After steaming for a few minutes, the kids finally boarded and the buses moved. I was on my merry way to the store when the very next stop light there was an accident with fire trucks and an ambulance. It was at this point I started giggling because I realized what was happening. More creative plot twists. I decided to just stop resisting and took some deep breaths to just be with this moment, and when I got to the store I was roaming around looking for one item when a random woman stopped me to ask a question about a red bow she was going to purchase and wear in her hair. I told her I didn’t work at the store and she said, “I know, I just want your opinion because I work in an office with all men and we’re wearing our favorite team colors on Friday. I just wanted to make sure it didn’t look too stupid, but at the same time I want to express my womanhood.” I smiled and said, “You get your woman on and wear that bow in your hair!” She walked away with a huge smile on her face feeling empowered.
So speaking of synchronicities and getting an answer to my question of why, what are the chances that I’d be held up that long so many times just to get to the store and run into this woman who was asking for an affirmation that it was OK to express herself in the midst of an all-male office? It just happened that I too have worked in those situations and it just so happened that out of everyone she could ask, I understood the intricate layers of “stuff” that come up for a woman who works in this environment. It also just happens that I’m all about empowering women to dare to be their most authentic selves at all times, so for me, I felt like I got my answer to “why” all of these creative plot twists were happening and it made me realize that if I hadn’t gotten hung up on the word should, if I hadn’t tried to write my own story, if I had simply just accepted “what is” instead of resisting it, I could have spared myself all of the negative feelings as none of that really changed anything. It was clear to me why arriving at the store 20 minutes earlier would probably have meant missing that part of the plot where this woman’s story and mine shared center stage for just a few moments.
So what if you tried to go one full day and then two full days and three without uttering (either out loud or especially in your mind) the word should?
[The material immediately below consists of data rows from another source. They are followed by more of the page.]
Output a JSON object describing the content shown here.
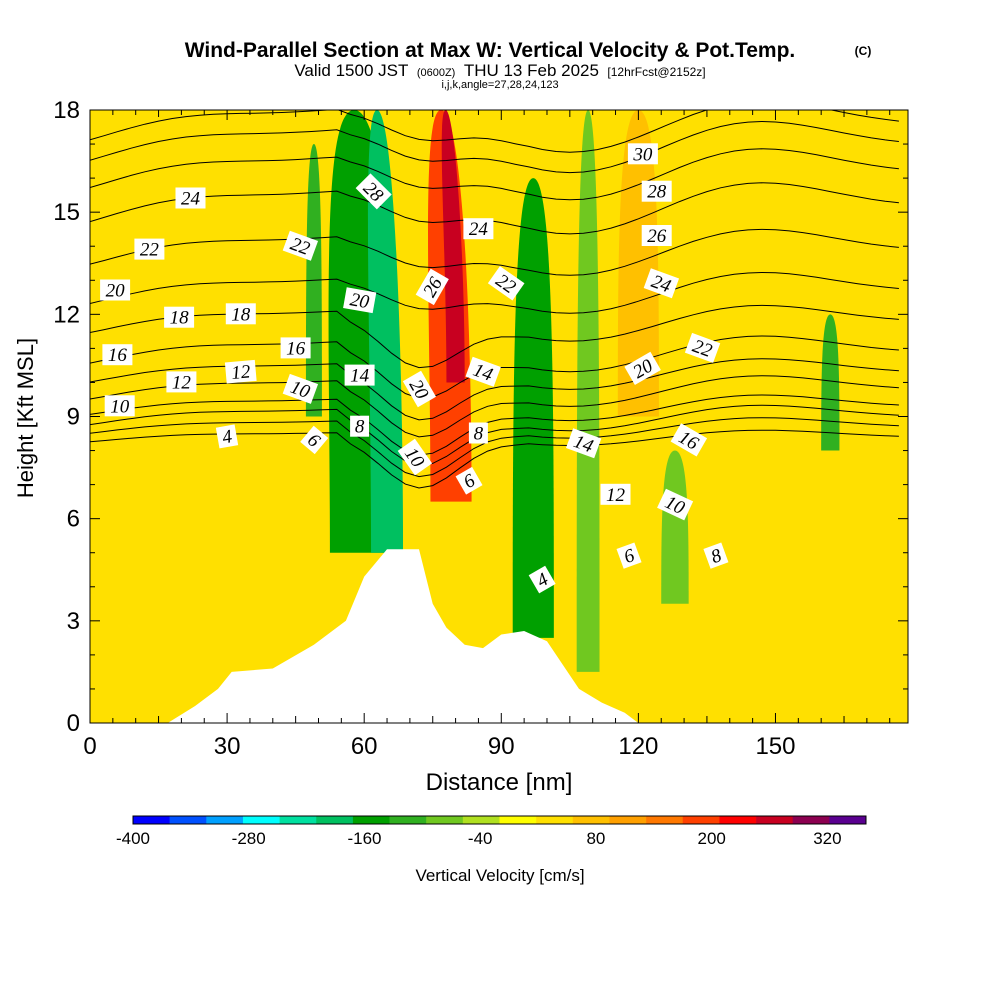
{
  "chart_data": {
    "type": "contour",
    "title": "Wind-Parallel Section at Max W: Vertical Velocity & Pot.Temp.",
    "copyright_mark": "(C)",
    "subtitle": {
      "valid": "Valid 1500 JST",
      "zulu": "(0600Z)",
      "date": "THU 13 Feb 2025",
      "forecast": "[12hrFcst@2152z]"
    },
    "indices_label": "i,j,k,angle=27,28,24,123",
    "xlabel": "Distance [nm]",
    "ylabel": "Height [Kft MSL]",
    "xlim": [
      0,
      179
    ],
    "ylim": [
      0,
      18
    ],
    "xticks": [
      0,
      30,
      60,
      90,
      120,
      150
    ],
    "xtick_labels": [
      "0",
      "30",
      "60",
      "90",
      "120",
      "150"
    ],
    "yticks": [
      0,
      3,
      6,
      9,
      12,
      15,
      18
    ],
    "ytick_labels": [
      "0",
      "3",
      "6",
      "9",
      "12",
      "15",
      "18"
    ],
    "colorbar": {
      "label": "Vertical Velocity [cm/s]",
      "min": -400,
      "max": 360,
      "step": 40,
      "tick_values": [
        -400,
        -280,
        -160,
        -40,
        80,
        200,
        320
      ],
      "tick_labels": [
        "-400",
        "-280",
        "-160",
        "-40",
        "80",
        "200",
        "320"
      ],
      "colors": [
        "#0000ff",
        "#0050ff",
        "#00a0ff",
        "#00ffff",
        "#00e0a0",
        "#00c060",
        "#00a000",
        "#30b020",
        "#70c820",
        "#b0e020",
        "#ffff00",
        "#ffe000",
        "#ffc000",
        "#ffa000",
        "#ff7800",
        "#ff4000",
        "#ff0000",
        "#c80020",
        "#8c0050",
        "#5a0090"
      ]
    },
    "vertical_velocity_bands": [
      {
        "x": 5,
        "w": 6,
        "y0": 10.5,
        "y1": 15,
        "value": 60
      },
      {
        "x": 31,
        "w": 4,
        "y0": 6,
        "y1": 15,
        "value": 60
      },
      {
        "x": 49,
        "w": 3.5,
        "y0": 9,
        "y1": 17,
        "value": -100
      },
      {
        "x": 60,
        "w": 15,
        "y0": 5,
        "y1": 18,
        "value": -160
      },
      {
        "x": 65,
        "w": 7,
        "y0": 5,
        "y1": 18,
        "value": -200
      },
      {
        "x": 79,
        "w": 9,
        "y0": 6.5,
        "y1": 18,
        "value": 200
      },
      {
        "x": 80,
        "w": 4,
        "y0": 10,
        "y1": 18,
        "value": 300
      },
      {
        "x": 97,
        "w": 9,
        "y0": 2.5,
        "y1": 16,
        "value": -160
      },
      {
        "x": 109,
        "w": 5,
        "y0": 1.5,
        "y1": 18,
        "value": -80
      },
      {
        "x": 120,
        "w": 9,
        "y0": 9,
        "y1": 18,
        "value": 80
      },
      {
        "x": 128,
        "w": 6,
        "y0": 3.5,
        "y1": 8,
        "value": -80
      },
      {
        "x": 140,
        "w": 9,
        "y0": 3,
        "y1": 17,
        "value": 60
      },
      {
        "x": 162,
        "w": 4,
        "y0": 8,
        "y1": 12,
        "value": -100
      }
    ],
    "terrain_profile": [
      [
        0,
        0
      ],
      [
        17,
        0
      ],
      [
        23,
        0.5
      ],
      [
        28,
        1
      ],
      [
        31,
        1.5
      ],
      [
        40,
        1.6
      ],
      [
        49,
        2.3
      ],
      [
        56,
        3
      ],
      [
        60,
        4.3
      ],
      [
        65,
        5.1
      ],
      [
        72,
        5.1
      ],
      [
        75,
        3.5
      ],
      [
        78,
        2.8
      ],
      [
        82,
        2.3
      ],
      [
        86,
        2.2
      ],
      [
        90,
        2.6
      ],
      [
        95,
        2.7
      ],
      [
        100,
        2.4
      ],
      [
        104,
        1.6
      ],
      [
        107,
        1.0
      ],
      [
        112,
        0.6
      ],
      [
        117,
        0.3
      ],
      [
        120,
        0
      ]
    ],
    "isentropes": [
      {
        "label": "4",
        "y_left": 8.4,
        "amp": 0.3
      },
      {
        "label": "6",
        "y_left": 8.7,
        "amp": 0.4
      },
      {
        "label": "8",
        "y_left": 9.0,
        "amp": 0.5
      },
      {
        "label": "10",
        "y_left": 9.3,
        "amp": 0.5
      },
      {
        "label": "12",
        "y_left": 9.8,
        "amp": 0.6
      },
      {
        "label": "14",
        "y_left": 10.3,
        "amp": 0.6
      },
      {
        "label": "16",
        "y_left": 10.9,
        "amp": 0.7
      },
      {
        "label": "18",
        "y_left": 11.8,
        "amp": 0.7
      },
      {
        "label": "20",
        "y_left": 12.7,
        "amp": 0.8
      },
      {
        "label": "22",
        "y_left": 13.9,
        "amp": 0.9
      },
      {
        "label": "24",
        "y_left": 15.2,
        "amp": 1.0
      },
      {
        "label": "26",
        "y_left": 16.2,
        "amp": 1.0
      },
      {
        "label": "28",
        "y_left": 17.0,
        "amp": 1.0
      },
      {
        "label": "30",
        "y_left": 17.6,
        "amp": 1.0
      }
    ],
    "contour_labels": [
      {
        "text": "24",
        "x": 22,
        "y": 15.4,
        "angle": 0
      },
      {
        "text": "22",
        "x": 13,
        "y": 13.9,
        "angle": 0
      },
      {
        "text": "20",
        "x": 5.5,
        "y": 12.7,
        "angle": 0
      },
      {
        "text": "18",
        "x": 19.5,
        "y": 11.9,
        "angle": 0
      },
      {
        "text": "18",
        "x": 33,
        "y": 12.0,
        "angle": 0
      },
      {
        "text": "16",
        "x": 6,
        "y": 10.8,
        "angle": 0
      },
      {
        "text": "16",
        "x": 45,
        "y": 11.0,
        "angle": 0
      },
      {
        "text": "12",
        "x": 20,
        "y": 10.0,
        "angle": 0
      },
      {
        "text": "12",
        "x": 33,
        "y": 10.3,
        "angle": -5
      },
      {
        "text": "10",
        "x": 6.5,
        "y": 9.3,
        "angle": 0
      },
      {
        "text": "10",
        "x": 46,
        "y": 9.8,
        "angle": 20
      },
      {
        "text": "4",
        "x": 30,
        "y": 8.4,
        "angle": -10
      },
      {
        "text": "6",
        "x": 49,
        "y": 8.3,
        "angle": 40
      },
      {
        "text": "8",
        "x": 59,
        "y": 8.7,
        "angle": 0
      },
      {
        "text": "14",
        "x": 59,
        "y": 10.2,
        "angle": 0
      },
      {
        "text": "20",
        "x": 59,
        "y": 12.4,
        "angle": 10
      },
      {
        "text": "22",
        "x": 46,
        "y": 14.0,
        "angle": 20
      },
      {
        "text": "28",
        "x": 62,
        "y": 15.6,
        "angle": 45
      },
      {
        "text": "26",
        "x": 75,
        "y": 12.8,
        "angle": -60
      },
      {
        "text": "20",
        "x": 72,
        "y": 9.8,
        "angle": 60
      },
      {
        "text": "10",
        "x": 71,
        "y": 7.8,
        "angle": 55
      },
      {
        "text": "24",
        "x": 85,
        "y": 14.5,
        "angle": 0
      },
      {
        "text": "22",
        "x": 91,
        "y": 12.9,
        "angle": 35
      },
      {
        "text": "14",
        "x": 86,
        "y": 10.3,
        "angle": 20
      },
      {
        "text": "8",
        "x": 85,
        "y": 8.5,
        "angle": 0
      },
      {
        "text": "6",
        "x": 83,
        "y": 7.1,
        "angle": -30
      },
      {
        "text": "4",
        "x": 99,
        "y": 4.2,
        "angle": -30
      },
      {
        "text": "14",
        "x": 108,
        "y": 8.2,
        "angle": 20
      },
      {
        "text": "12",
        "x": 115,
        "y": 6.7,
        "angle": 0
      },
      {
        "text": "6",
        "x": 118,
        "y": 4.9,
        "angle": -20
      },
      {
        "text": "10",
        "x": 128,
        "y": 6.4,
        "angle": 25
      },
      {
        "text": "8",
        "x": 137,
        "y": 4.9,
        "angle": -20
      },
      {
        "text": "16",
        "x": 131,
        "y": 8.3,
        "angle": 30
      },
      {
        "text": "20",
        "x": 121,
        "y": 10.4,
        "angle": -30
      },
      {
        "text": "22",
        "x": 134,
        "y": 11.0,
        "angle": 20
      },
      {
        "text": "24",
        "x": 125,
        "y": 12.9,
        "angle": 20
      },
      {
        "text": "26",
        "x": 124,
        "y": 14.3,
        "angle": 0
      },
      {
        "text": "28",
        "x": 124,
        "y": 15.6,
        "angle": 0
      },
      {
        "text": "30",
        "x": 121,
        "y": 16.7,
        "angle": 0
      }
    ]
  }
}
What if when you realized you were saying it (because trust me...you will…we ALL will), you replaced it with, “Nope, I’m simply going to pick up this book of my life’s story and read it page by page and simply accept ‘what is’ in the present as it unfolds on the pages without trying to write the next page myself?” What if you exercised that thing called faith in the Universe and simply accepted that there will be times of predictability as well as times of creativity and that whatever happens was only a tiny part of the unfolding of 7 billion people’s stories that are all interconnected because we’re all sharing this tiny little blue orb hanging so delicately in the deep blackness of space? What if (even if your monkey mind is judging this entire blog post as ridiculous right now) you just tried this should thing out and you started noticing that the amount of time spent in negativity-land was decreasing? I think you should try it.